The upper portion of the screen contains the packet and byte counts for all IP and non-IP packets intercepted on the interface. The lower portion contains the total, incoming, and outgoing interface data rates.

This facility also displays incoming and outgoing counts and data rates.

An outgoing packet is one that exits your interface, regardless of whether it originated from your machine or came from another machine and was routed through yours. An incoming packet is one that enters your interface, either addressed to you directly, broadcast, multicast, or captured promiscuously.

The rate indicators can be set to display kbits/s or kbytes/s with the Activity mode configuration option.

NoteNote
 

Buffering and some other factors may affect the data rates, notably the outgoing rate, causing it to reflect a higher figure than the actual rate at which the interface is sending.

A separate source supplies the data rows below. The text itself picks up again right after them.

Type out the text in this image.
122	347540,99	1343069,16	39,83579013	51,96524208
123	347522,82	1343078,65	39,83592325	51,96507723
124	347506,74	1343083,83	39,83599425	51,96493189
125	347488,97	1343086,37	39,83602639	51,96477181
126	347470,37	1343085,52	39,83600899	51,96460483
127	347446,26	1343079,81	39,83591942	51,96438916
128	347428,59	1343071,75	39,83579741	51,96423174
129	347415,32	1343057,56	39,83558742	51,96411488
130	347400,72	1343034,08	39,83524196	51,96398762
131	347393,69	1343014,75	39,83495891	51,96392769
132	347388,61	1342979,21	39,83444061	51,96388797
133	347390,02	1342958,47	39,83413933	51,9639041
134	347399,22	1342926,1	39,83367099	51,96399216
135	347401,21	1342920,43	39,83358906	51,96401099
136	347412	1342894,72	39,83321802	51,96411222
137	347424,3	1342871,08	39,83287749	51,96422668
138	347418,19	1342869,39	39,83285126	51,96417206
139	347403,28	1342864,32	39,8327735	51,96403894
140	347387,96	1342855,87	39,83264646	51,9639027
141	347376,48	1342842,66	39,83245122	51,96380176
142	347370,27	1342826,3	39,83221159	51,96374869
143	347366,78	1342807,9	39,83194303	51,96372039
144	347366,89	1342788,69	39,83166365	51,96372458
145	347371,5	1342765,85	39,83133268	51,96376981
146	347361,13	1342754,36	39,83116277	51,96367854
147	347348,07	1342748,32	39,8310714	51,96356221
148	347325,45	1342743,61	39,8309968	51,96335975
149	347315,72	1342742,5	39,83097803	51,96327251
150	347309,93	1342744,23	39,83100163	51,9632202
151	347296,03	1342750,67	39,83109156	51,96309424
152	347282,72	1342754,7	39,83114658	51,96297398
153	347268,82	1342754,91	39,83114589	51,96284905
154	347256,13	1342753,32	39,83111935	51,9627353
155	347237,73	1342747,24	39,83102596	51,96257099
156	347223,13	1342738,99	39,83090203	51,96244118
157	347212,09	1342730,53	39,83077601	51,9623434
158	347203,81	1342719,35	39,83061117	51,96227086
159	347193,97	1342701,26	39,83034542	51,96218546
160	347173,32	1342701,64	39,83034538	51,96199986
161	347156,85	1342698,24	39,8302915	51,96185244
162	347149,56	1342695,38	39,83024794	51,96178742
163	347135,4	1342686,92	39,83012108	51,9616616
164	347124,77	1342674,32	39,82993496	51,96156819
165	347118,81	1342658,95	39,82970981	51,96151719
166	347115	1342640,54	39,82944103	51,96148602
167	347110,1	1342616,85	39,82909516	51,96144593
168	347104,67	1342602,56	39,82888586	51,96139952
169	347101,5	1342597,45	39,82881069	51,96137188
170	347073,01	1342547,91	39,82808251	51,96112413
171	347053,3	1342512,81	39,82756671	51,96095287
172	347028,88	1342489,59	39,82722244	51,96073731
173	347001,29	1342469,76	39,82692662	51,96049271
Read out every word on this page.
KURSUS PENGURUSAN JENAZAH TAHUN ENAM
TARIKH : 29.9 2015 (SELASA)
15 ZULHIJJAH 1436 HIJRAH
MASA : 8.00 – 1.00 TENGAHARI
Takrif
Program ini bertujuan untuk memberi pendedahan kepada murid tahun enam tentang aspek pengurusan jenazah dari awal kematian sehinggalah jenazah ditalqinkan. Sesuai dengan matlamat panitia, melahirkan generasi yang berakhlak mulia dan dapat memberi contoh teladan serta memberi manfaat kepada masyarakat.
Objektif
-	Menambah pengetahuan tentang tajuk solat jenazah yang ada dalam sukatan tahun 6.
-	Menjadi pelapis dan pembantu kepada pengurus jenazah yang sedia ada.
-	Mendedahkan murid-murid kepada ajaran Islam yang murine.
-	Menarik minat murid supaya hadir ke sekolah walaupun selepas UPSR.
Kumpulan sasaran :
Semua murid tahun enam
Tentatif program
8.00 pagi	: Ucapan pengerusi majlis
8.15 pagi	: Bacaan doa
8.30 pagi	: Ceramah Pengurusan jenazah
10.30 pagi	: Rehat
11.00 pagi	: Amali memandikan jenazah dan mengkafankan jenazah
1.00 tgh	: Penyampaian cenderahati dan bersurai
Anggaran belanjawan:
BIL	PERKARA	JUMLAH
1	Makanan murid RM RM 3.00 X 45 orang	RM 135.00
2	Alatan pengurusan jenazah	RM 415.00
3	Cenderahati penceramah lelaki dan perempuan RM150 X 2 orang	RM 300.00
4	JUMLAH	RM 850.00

The figures are logged at regular intervals if logging is enabled. The default log file name at the prompt is iface_stats_detailed-iface.log where iface is the selected interface for this session (for example, iface_stats_detailed-eth0.log).

If you wish to start this facility directly from the command line, you can specify the -d parameter and an interface to monitor. For example,

iptraf-ng -d eth0

starts the statistics for eth0. The interface must be specified, or IPTraf-ng will not start the facility.

When started from the command line, the log filename and log interval can be specified with the -L and -I parameters respectively. See the Command-line Parameters section above for more information.

NoteNote
 

In both the general and detailed statistics screens, as well as in the IP traffic monitor, the packet counts are for actual network packets (layer 2), not the logical IP packets (layer 3) that may be reconstructed after fragmentation. That means, if a packet was fragmented into four pieces, and these four fragments pass over your interface, the packet counts will indicate four separate packets.

The figure for the IP checksum errors is a packet count only, because the corrupted IP header cannot be relied upon to give a correct IP packet length value.

This facility's output is also affected by IPTraf-ng's filters. See Chapter 7 for more information on filters.

Pressing X or Q takes you back to the main menu (if this facility was started with the command-line option, X or Q drops you back to the shell).